41.7 Ten behoeve van hulpgebouwen
- Burgemeester en wethouders kunnen het plan wijzigen ten einde de specifieke bouwaanduiding 'hulpgebouw' of 'hulpgebouw - 76' op de verbeelding op te nemen onder voorwaarde dat:
- het betreft het opnemen van de aanduiding voor een hulpgebouw waarvoor in het verleden een omgevingsvergunning is afgegeven of welke aantoonbaar voor 1976 is opgericht;
- het opnemen van de aanduiding niet tot gevolg heeft dat het aanwezige hulpgebouw in omvang kan worden vergroot.

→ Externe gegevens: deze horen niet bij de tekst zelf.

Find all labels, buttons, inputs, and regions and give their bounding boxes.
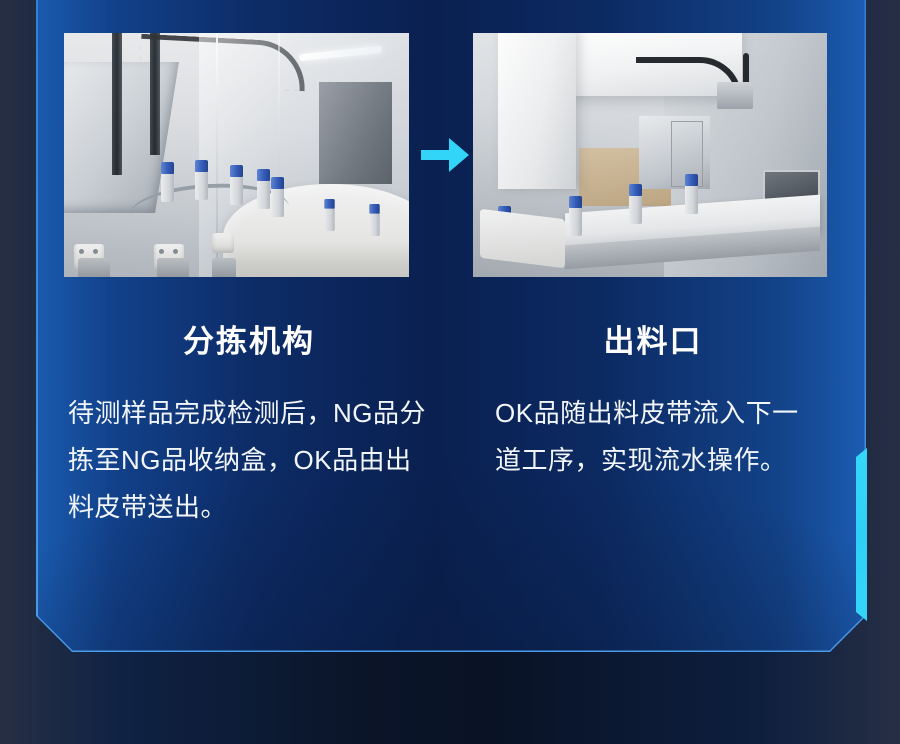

- Burgemeester en wethouders kunnen het plan wijzigen ten einde de specifieke bouwaanduiding 'hulpgebouw' of 'hulpgebouw - 98' op de verbeelding op te nemen onder voorwaarde dat:
- het betreft het opnemen van de aanduiding voor een hulpgebouw waarvoor in het verleden een omgevingsvergunning is afgegeven of welke aantoonbaar voor 1998 is opgericht;
- de goothoogte van het hulpgebouw niet meer mag bedragen dan maximaal 2,5 meter;
- de bouwhoogte van het hulpgebouw niet meer mag bedragen dan maximaal 3 meter;
- het oppervlak van het hulpgebouw niet meer mag bedragen dan maximaal 30 m2.